With the framing of the image, do you all notice the framing and the position of the subject? I actually positioned the subject in between these converging lines so these lines kind of coming down and they open up right here. That’s basically where we placed the subject is right between these lines so that we have this beautiful kind of composition where these lines kind of leading down right into the couple. Use those background elements again to create a stronger image. There is even a subtle back light coming from some of the street lights I believe. We had that back light kind of landing right on his arm and it created a nice little rim essentially on his shirt and everything, on his suit jacket.

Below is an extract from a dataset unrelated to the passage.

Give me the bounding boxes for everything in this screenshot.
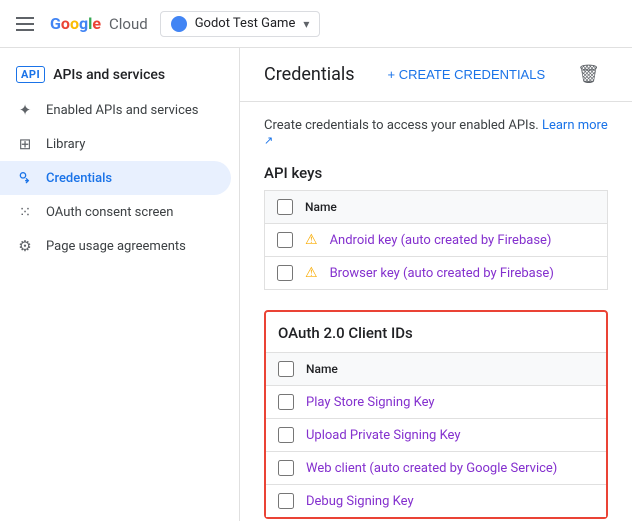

It looked fantastic. One thing to make sure that you’re watching out for is that with that directional light, you need to watch the shadows on their bodies, okay? Just watch the shadows, make sure that the faces aren’t covered in any shadows or anything like that. This is such a simple tool, a 20 dollar modifier, a 100 dollar flash our basic camera setup. Again, you can do this with any wide-angle camera or wide-angle lens and if you haven’t purchased anything yet, the 24-70 Canon is like 2 grand, right? This guy is like less than a thousand dollars and you get a prime that can open up 2 stops wider, the image quality is impeccable. It is as good, if not better than the Cannon 24-70 Mark II and we have a fantastic setup with just this simple, simple light set up. Don’t discount the umbrella.

One thing to keep in mind when it comes to an umbrella is that you do not have a ton of light control. Umbrellas kind of spill everywhere and they kind of fill everywhere. There’s not really a shape to them, they just open up and of course, wherever it’s pointed is going to be it’s brightest point but it’s going to fall off and kind of light that entire area. For this scene, I’m not really worried about that. For this scene, I don’t really care about that. I like the fact that there at the brightest point we have a little bit of light on the staircase and e have a beautiful shadow and everything like that but if I wanted to put the light just in one specific spot, then the umbrella would not be the right tool. In this case, it’s absolutely fantastic. When we want the light to open up and fill an area, the umbrella is an amazing tool.